I’d say the answer doesn’t depend so much on ideology as on the concept of a direct military threat. In the years leading up to America’s entry into WWII, the US was no ideological fan of the USSR. The US operated on the principles of representative government and free-market capitalism, and it valued freedom of worship; the USSR was a one-party state with a directed economy built on socialist / communist principles, and its government had a repressive attitude towards the churches. So there was no natural inclination in much of the US to leap to Russia’s aid when it was invaded in 1941. There wasn’t even much inclination to help Britain in the early years of the war, even though Britain was much closer to the US than Russia in its political and economic philosophies. The American public by and large felt that the US should stay out of the war unless the US came under direct attack – which in fact is what happened on December 7, 1941.
I don’t know what the public’s opinion would have been if a Gallup poll had asked Americans in mid-1941 whether they considered fascist Germany or communist Russia to be the more abhorent regime, or if they had been asked whether Hitler or Stalin was the worst tyrant. In terms of pure and direct military threats, however, as expressed by the size and number of territorial acquisitions conducted via the threat or use of armed force, Germany and Japan were way ahead of Russia. The period running from 1931 to mid-1941 saw Japan take over Manchuria, Jehol, and large parts of China, and Germany take over Austria, Czechoslovakia, Poland, Denmark, Norway, France, Yugoslavia and Greece, with a year-long Blitz and an eighteen-month-long U-boat campaign against Britain thrown in for good measure and a see-saw battle in North Africa as icing on the cake.
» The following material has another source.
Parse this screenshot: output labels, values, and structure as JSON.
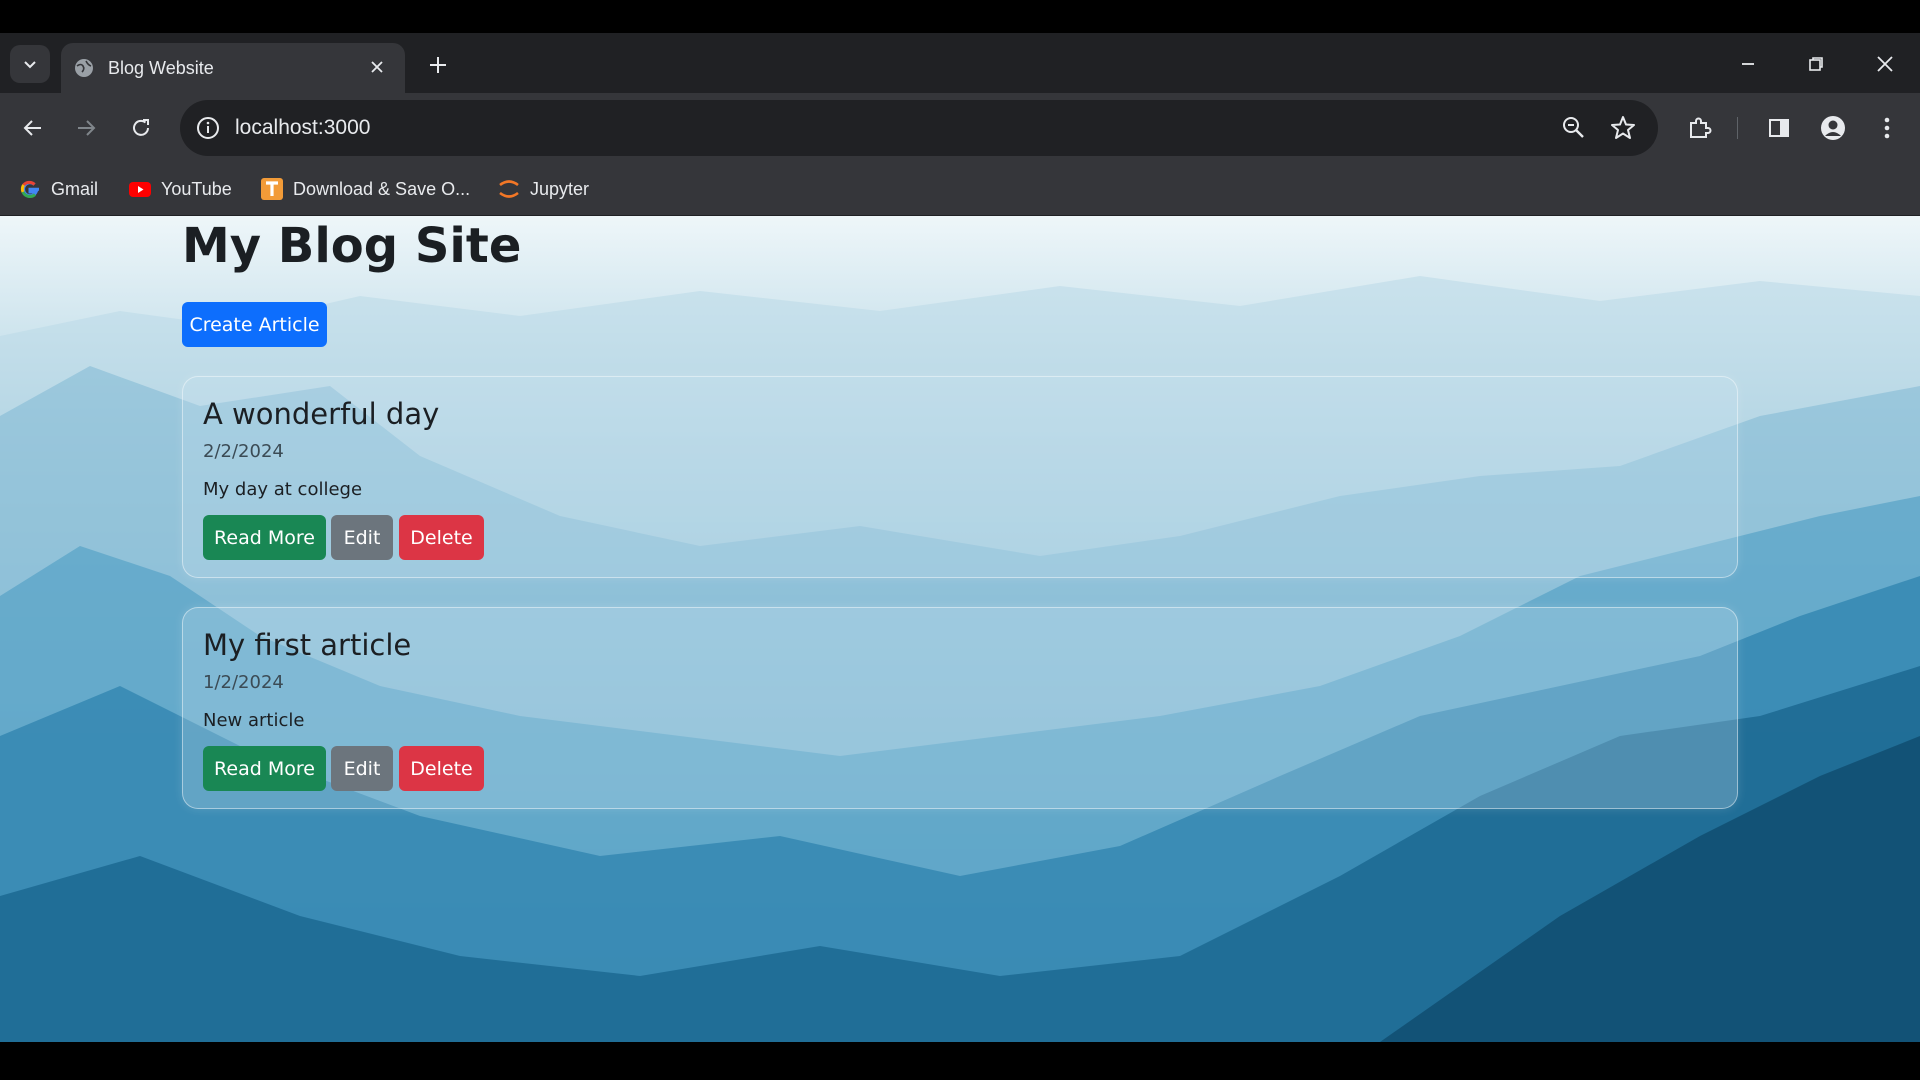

In the same period, Russia took over Latvia, Lithuania, Estonia, Bessarabia, eastern Poland and parts of Finland – utterly despicable, yes, but small change compared to what Germany and Japan had been up to. And this was before Germany launched its invasion of the USSR and before Japan overran large parts of Southeast Asia and the Southwest Pacific.
I haven’t calculated the square footage involved, but at a rough guess I’d estimate that the USSR’s territorial grabs prior to mid-1941 were a lot closer in size to those made by Italy in the same period (when it conquered Ethiopia and a few other places like British Somaliland) than to those of Germany and Japan. Germany’s war against Britain was particularly dangerous to the US because if the Royal Navy had been eliminated (and with the French already eliminated) the US Navy would have been left on its own in the Atlantic (on top of having to control the Pacific more or less on its own).